I have a test program that shows this if anyone wants it.

thanks,

greg k-h


2009-01-29 00:42:21

by Robert Hancock

[permalink] [raw]
Subject: Re: open(2) says O_DIRECT works on 512 byte boundries?

Greg KH wrote:
> In looking at open(2), it says that O_DIRECT works on 512 byte boundries
> with the 2.6 kernel release:
> Under Linux 2.4, transfer sizes, and the alignment of the user
> buffer and the file offset must all be multiples of the logical
> block size of the file system. Under Linux 2.6, alignment to
> 512-byte boundaries suffices.
>
> However if you try to access an O_DIRECT opened file with a buffer that
> is PAGE_SIZE aligned + 512 bytes, it fails in a bad way (wrong data is
> read.)
>
> Is this just a mistake in the documentation? Or am I reading it
> incorrectly?
>
> I have a test program that shows this if anyone wants it.

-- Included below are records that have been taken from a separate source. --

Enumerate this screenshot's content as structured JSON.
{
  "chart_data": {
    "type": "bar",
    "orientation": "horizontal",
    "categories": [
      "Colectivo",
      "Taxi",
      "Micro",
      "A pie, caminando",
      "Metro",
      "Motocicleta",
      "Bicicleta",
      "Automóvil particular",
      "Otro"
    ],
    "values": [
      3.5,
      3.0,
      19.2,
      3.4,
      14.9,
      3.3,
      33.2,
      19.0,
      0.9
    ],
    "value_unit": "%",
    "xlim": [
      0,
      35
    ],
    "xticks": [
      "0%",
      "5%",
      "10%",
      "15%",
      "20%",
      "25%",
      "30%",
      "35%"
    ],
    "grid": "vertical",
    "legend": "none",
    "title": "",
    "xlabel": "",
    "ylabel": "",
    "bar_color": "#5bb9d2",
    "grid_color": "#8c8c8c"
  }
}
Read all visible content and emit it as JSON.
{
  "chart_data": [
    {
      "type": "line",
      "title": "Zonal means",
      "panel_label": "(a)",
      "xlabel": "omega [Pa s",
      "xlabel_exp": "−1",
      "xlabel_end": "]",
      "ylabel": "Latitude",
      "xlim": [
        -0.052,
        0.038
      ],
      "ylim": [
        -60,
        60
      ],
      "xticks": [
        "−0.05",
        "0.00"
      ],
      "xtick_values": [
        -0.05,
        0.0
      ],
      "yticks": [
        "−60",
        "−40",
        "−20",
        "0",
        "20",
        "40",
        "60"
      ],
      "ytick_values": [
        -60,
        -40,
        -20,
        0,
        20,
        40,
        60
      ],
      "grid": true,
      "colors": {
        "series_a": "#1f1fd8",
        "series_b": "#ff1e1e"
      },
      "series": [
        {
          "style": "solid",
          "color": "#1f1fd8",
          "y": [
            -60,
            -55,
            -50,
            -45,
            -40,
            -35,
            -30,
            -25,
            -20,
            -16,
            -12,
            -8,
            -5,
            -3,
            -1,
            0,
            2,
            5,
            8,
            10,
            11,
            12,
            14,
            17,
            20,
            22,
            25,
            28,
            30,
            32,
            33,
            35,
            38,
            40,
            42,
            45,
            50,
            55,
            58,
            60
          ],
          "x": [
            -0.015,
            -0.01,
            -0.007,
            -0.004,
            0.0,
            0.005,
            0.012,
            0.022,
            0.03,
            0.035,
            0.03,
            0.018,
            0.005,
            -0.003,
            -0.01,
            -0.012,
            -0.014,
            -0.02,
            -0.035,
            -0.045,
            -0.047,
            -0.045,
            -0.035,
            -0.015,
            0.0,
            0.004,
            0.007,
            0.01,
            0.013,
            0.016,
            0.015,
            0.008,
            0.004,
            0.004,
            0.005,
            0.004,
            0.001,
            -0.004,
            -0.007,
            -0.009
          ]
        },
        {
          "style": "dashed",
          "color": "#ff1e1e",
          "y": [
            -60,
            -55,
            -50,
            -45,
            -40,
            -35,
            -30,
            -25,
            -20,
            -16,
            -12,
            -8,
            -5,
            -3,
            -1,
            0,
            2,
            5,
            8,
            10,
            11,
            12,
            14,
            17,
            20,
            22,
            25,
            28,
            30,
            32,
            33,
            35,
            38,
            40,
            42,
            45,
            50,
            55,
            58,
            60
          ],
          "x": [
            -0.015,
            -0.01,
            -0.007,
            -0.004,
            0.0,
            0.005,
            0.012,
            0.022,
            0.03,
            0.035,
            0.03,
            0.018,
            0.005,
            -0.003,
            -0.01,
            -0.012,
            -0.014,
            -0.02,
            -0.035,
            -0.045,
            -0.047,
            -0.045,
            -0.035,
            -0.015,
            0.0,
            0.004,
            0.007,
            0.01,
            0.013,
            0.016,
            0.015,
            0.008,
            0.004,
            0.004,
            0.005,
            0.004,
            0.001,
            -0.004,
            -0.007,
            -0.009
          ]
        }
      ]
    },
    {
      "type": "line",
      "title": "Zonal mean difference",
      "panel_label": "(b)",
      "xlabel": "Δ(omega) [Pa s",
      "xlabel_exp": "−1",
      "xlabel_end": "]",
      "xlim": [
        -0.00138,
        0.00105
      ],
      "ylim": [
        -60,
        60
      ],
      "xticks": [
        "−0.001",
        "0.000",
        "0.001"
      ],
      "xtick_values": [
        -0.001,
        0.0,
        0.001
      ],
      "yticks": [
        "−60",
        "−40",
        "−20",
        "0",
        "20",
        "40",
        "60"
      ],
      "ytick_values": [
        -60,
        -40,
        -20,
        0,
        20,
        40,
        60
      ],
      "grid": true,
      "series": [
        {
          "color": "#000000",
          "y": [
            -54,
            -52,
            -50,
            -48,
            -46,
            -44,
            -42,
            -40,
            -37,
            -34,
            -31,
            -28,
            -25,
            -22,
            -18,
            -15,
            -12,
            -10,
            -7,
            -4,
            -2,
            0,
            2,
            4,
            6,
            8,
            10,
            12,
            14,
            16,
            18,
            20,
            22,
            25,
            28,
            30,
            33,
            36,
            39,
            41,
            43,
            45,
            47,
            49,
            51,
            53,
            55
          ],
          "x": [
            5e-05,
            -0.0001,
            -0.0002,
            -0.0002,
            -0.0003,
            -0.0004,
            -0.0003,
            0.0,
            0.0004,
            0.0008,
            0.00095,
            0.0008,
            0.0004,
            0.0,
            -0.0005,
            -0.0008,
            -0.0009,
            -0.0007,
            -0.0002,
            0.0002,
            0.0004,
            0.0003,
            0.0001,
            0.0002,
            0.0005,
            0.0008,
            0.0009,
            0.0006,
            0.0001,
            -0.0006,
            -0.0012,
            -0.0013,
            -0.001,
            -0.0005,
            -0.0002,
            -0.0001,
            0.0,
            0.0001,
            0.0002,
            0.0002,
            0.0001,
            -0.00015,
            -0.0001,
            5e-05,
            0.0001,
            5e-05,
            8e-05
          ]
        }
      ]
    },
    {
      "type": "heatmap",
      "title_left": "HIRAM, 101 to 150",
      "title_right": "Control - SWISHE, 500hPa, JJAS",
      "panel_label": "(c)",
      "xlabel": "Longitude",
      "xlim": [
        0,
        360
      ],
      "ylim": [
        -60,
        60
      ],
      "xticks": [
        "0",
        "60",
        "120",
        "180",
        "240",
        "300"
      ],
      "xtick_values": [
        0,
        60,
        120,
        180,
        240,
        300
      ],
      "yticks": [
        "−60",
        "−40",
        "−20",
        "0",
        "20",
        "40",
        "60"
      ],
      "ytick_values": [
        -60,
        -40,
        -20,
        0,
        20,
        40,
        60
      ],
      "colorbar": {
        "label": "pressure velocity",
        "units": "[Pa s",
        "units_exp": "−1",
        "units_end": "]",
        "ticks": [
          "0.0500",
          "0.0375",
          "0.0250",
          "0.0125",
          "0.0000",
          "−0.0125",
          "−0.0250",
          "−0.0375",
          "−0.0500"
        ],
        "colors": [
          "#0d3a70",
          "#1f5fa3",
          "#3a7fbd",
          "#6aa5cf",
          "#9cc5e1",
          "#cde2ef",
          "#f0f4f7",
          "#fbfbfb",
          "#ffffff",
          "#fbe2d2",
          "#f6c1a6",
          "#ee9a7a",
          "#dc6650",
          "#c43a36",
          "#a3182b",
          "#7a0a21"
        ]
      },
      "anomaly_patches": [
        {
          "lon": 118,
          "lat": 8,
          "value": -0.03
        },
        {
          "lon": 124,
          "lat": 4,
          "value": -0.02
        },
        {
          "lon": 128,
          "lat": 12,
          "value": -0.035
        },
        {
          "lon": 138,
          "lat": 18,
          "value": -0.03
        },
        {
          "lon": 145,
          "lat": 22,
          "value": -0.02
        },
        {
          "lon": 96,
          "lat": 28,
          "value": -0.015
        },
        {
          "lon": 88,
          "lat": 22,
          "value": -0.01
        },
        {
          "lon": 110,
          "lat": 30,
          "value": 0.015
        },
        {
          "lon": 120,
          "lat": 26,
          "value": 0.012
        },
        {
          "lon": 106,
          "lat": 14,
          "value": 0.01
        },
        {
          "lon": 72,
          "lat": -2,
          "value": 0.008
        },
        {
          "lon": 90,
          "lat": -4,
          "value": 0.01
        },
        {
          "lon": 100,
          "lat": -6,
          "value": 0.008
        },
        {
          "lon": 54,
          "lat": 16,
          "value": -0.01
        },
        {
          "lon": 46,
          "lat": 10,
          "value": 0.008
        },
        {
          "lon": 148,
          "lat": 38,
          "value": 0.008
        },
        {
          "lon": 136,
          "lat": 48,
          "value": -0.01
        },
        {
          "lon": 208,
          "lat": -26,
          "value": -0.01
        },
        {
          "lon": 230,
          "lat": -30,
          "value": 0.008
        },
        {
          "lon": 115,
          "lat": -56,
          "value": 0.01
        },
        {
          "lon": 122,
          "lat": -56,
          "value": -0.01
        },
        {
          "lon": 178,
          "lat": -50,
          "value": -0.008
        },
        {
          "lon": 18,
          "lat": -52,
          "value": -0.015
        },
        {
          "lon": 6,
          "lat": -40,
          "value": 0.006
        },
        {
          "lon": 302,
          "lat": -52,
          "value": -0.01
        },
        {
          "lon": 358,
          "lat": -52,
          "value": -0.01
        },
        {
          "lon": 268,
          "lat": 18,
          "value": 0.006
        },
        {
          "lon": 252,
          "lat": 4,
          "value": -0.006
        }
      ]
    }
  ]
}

Well, it sounds like a bug to me.. even if it's not supported, if you do
such an access, surely the kernel should detect that and return EINVAL
or something rather than reading corrupted data..

2009-01-29 03:17:46

by Greg KH

[permalink] [raw]
Subject: Re: open(2) says O_DIRECT works on 512 byte boundries?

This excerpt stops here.